Support: * Thinks * I could ask what's wrong with the water, again... Support: ...But it's going to be quicker to get the testing kit and go there myself
Support: "Which tank are you in?" Fish: "Yes, I have a problem with the water" Support: "I need to run some tests, can you tell me which tank has a problem with the water" Fish: "Thanks, how long will it take you to fix this?" Support: "I don't know which one of the 450 tanks of water in this building has a problem, and I need to know which tank to test" Fish: "It's a problem with the water, can you tell me how long it'll be?" Support: "Are there any identifying marks on your tank?"
There's no 'punchline'... So lets stop right there, and nail the mistake before the repetition gets tedious.
The Fish has no concept for 'Tank' and the support technician doesn't realise that nothing AT ALL is communicated in any question or statement centred on 'tank' and 'location'.
Maybe if Support used the word 'Aquarium', they'd get a response; and maybe not - some people have a distinct vocabulary for their work, and the concepts embedded in their work can only be communicated in that exact language (Oracle administrators are the most extreme example) - but it's entirely possible that the fish has NO vocabulary for, and no concept of, a distinct body of water with a boundary container.
That's not to say the fish is stupid - I'd like to see how long *you* would last on a tropical reef, and your attempts at breathing when immersed in water are, quite frankly, embarrassing - and anyway, the problem was never going to be solved by being 'smarter' than the fish.
The problem is going to be solved by being smarter than a support technician who doesn't see that that a gap in communication isn't going to be fixed by throwing more questions down the the same hole: asking for more details about the tank won't work, no matter how many questions you ask, if 'Tank' is a concept you can't communicate at all.
So here's the 'fix': ask a question centred on a concept the user will understand, with answers that will 'leak' location information:
Support: * Mutters, almost as if he or she doesn't want to be heard * Support: "It's the 4%@#ing octopus again" Support: * Asks, clearly and politely: * Support: "Is there an octopus in the tank adjacent to yours?" Fish: "There's a Pacific blue-ringed female so sunward..." Fish: "And a tuberculate pelagic octopus next to the source of vibration I complained about last week"
Support: "Tank 224. I'll be right over with the testing kit"
Something else for you to ponder: the 'user experience' here is that Support asked no end of irrelevant questions that elucidated nothing except their own cluelessness, and they took their own sweet time to get to work on the problem.
And the first thing the user will see is support faffing around with a testing kit, when they've already been told, repeatedly, that there's something wrong with the water.
Support isn't a technical skill, it's about communication and manipulation. And if you are wondering how this fishy tale is relevant: more than half the time expended by support technicians in speaking to the users consists of failed attempts to identify the specific report that the user needed fixing..

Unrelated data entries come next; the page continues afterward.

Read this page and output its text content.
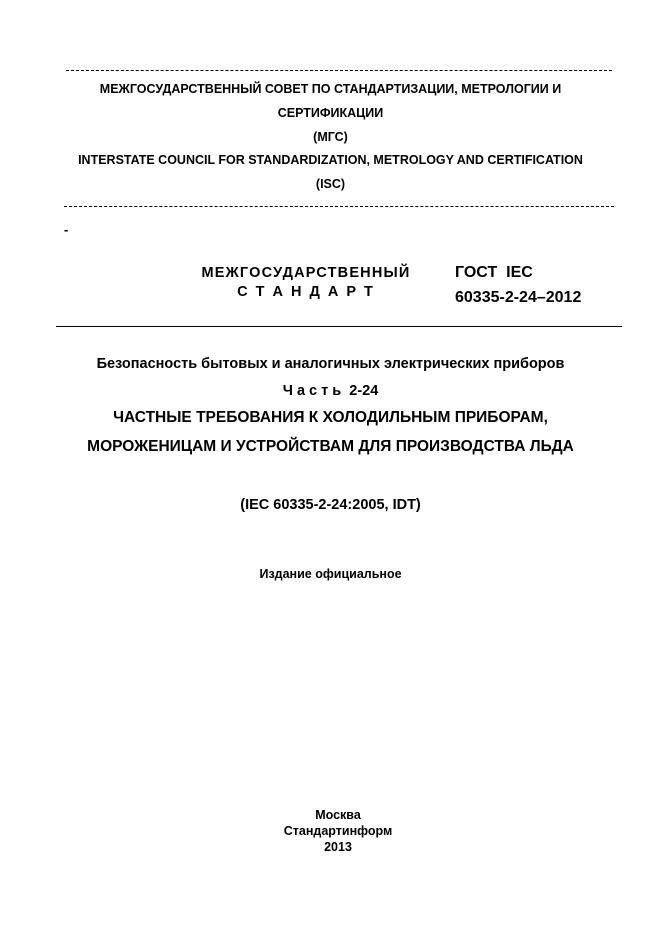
МЕЖГОСУДАРСТВЕННЫЙ СОВЕТ ПО СТАНДАРТИЗАЦИИ, МЕТРОЛОГИИ И
СЕРТИФИКАЦИИ
(МГС)
INTERSTATE COUNCIL FOR STANDARDIZATION, METROLOGY AND CERTIFICATION
(ISC)
-
МЕЖГОСУДАРСТВЕННЫЙ
С Т А Н Д А Р Т
ГОСТ  IEC
60335-2-24–2012
Безопасность бытовых и аналогичных электрических приборов
Ч а с т ь  2-24
ЧАСТНЫЕ ТРЕБОВАНИЯ К ХОЛОДИЛЬНЫМ ПРИБОРАМ,
МОРОЖЕНИЦАМ И УСТРОЙСТВАМ ДЛЯ ПРОИЗВОДСТВА ЛЬДА
(IEC 60335-2-24:2005, IDT)
Издание официальное
Москва
Стандартинформ
2013
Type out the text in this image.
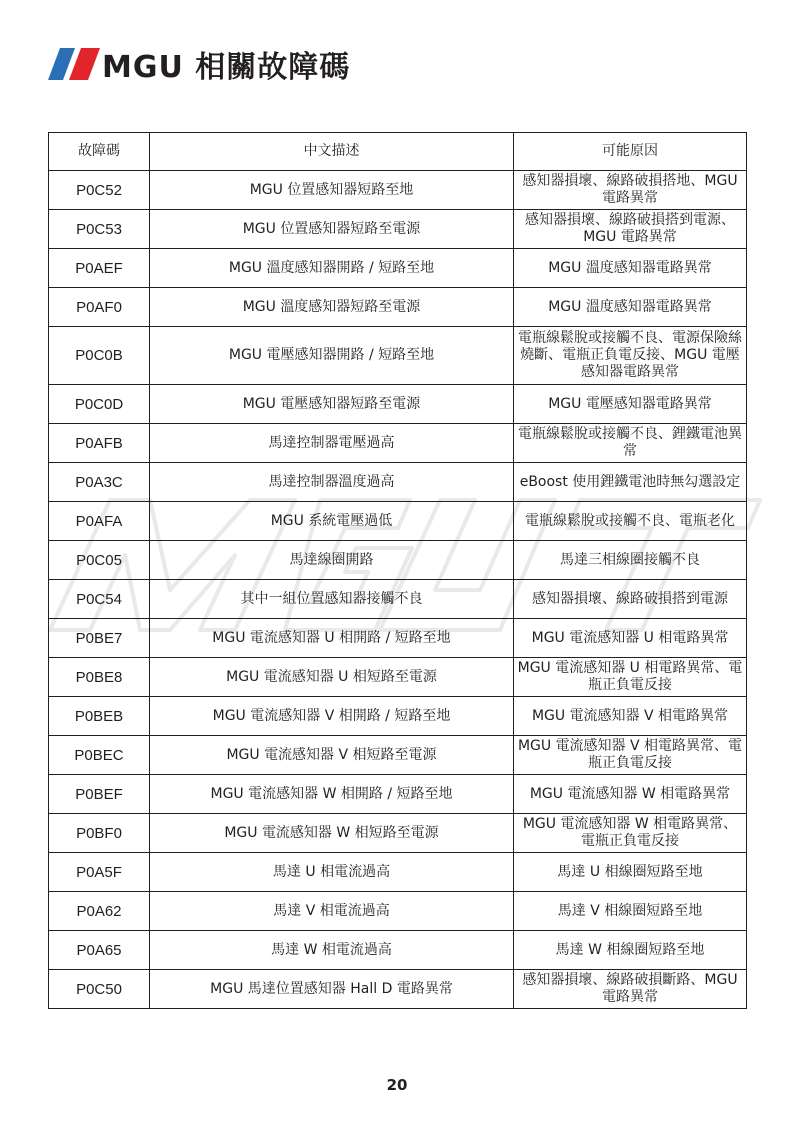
MGU 相關故障碼
故障碼	中文描述	可能原因
P0C52	MGU 位置感知器短路至地	感知器損壞、線路破損搭地、MGU 電路異常
P0C53	MGU 位置感知器短路至電源	感知器損壞、線路破損搭到電源、MGU 電路異常
P0AEF	MGU 溫度感知器開路 / 短路至地	MGU 溫度感知器電路異常
P0AF0	MGU 溫度感知器短路至電源	MGU 溫度感知器電路異常
P0C0B	MGU 電壓感知器開路 / 短路至地	電瓶線鬆脫或接觸不良、電源保險絲燒斷、電瓶正負電反接、MGU 電壓感知器電路異常
P0C0D	MGU 電壓感知器短路至電源	MGU 電壓感知器電路異常
P0AFB	馬達控制器電壓過高	電瓶線鬆脫或接觸不良、鋰鐵電池異常
P0A3C	馬達控制器溫度過高	eBoost 使用鋰鐵電池時無勾選設定
P0AFA	MGU 系統電壓過低	電瓶線鬆脫或接觸不良、電瓶老化
P0C05	馬達線圈開路	馬達三相線圈接觸不良
P0C54	其中一組位置感知器接觸不良	感知器損壞、線路破損搭到電源
P0BE7	MGU 電流感知器 U 相開路 / 短路至地	MGU 電流感知器 U 相電路異常
P0BE8	MGU 電流感知器 U 相短路至電源	MGU 電流感知器 U 相電路異常、電瓶正負電反接
P0BEB	MGU 電流感知器 V 相開路 / 短路至地	MGU 電流感知器 V 相電路異常
P0BEC	MGU 電流感知器 V 相短路至電源	MGU 電流感知器 V 相電路異常、電瓶正負電反接
P0BEF	MGU 電流感知器 W 相開路 / 短路至地	MGU 電流感知器 W 相電路異常
P0BF0	MGU 電流感知器 W 相短路至電源	MGU 電流感知器 W 相電路異常、電瓶正負電反接
P0A5F	馬達 U 相電流過高	馬達 U 相線圈短路至地
P0A62	馬達 V 相電流過高	馬達 V 相線圈短路至地
P0A65	馬達 W 相電流過高	馬達 W 相線圈短路至地
P0C50	MGU 馬達位置感知器 Hall D 電路異常	感知器損壞、線路破損斷路、MGU 電路異常
20
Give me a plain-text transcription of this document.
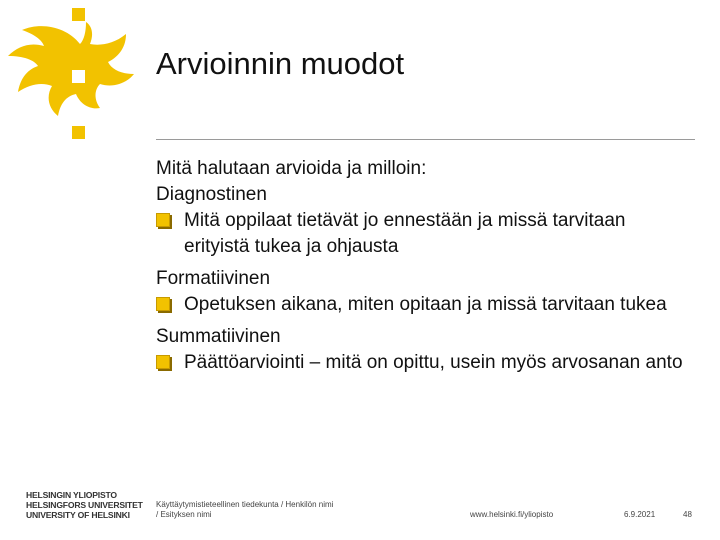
Arvioinnin muodot
Mitä halutaan arvioida ja milloin:
Diagnostinen
Mitä oppilaat tietävät jo ennestään ja missä tarvitaan erityistä tukea ja ohjausta
Formatiivinen
Opetuksen aikana, miten opitaan ja missä tarvitaan tukea
Summatiivinen
Päättöarviointi – mitä on opittu, usein myös arvosanan anto
HELSINGIN YLIOPISTO
HELSINGFORS UNIVERSITET
UNIVERSITY OF HELSINKI
Käyttäytymistieteellinen tiedekunta / Henkilön nimi
/ Esityksen nimi	www.helsinki.fi/yliopisto	6.9.2021	48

So anyone who builds reports - or Excel applications - and releases them for widespread use needs to be labelling-up *every* sheet with the app or report name, and filling in a 'Settings' or 'about this report' or 'documentation' sheet that the user can be guided to by first-line support. Or by you.
And the moral is:The most important piece of information that your application, worksheet, or report can communicate to a support technician is an unambiguous identifying name; and, better still, a location.
Meanwhile, I will buy you beer if you can bring a toxic blue-ringed octopus into today's technical explanations to the users.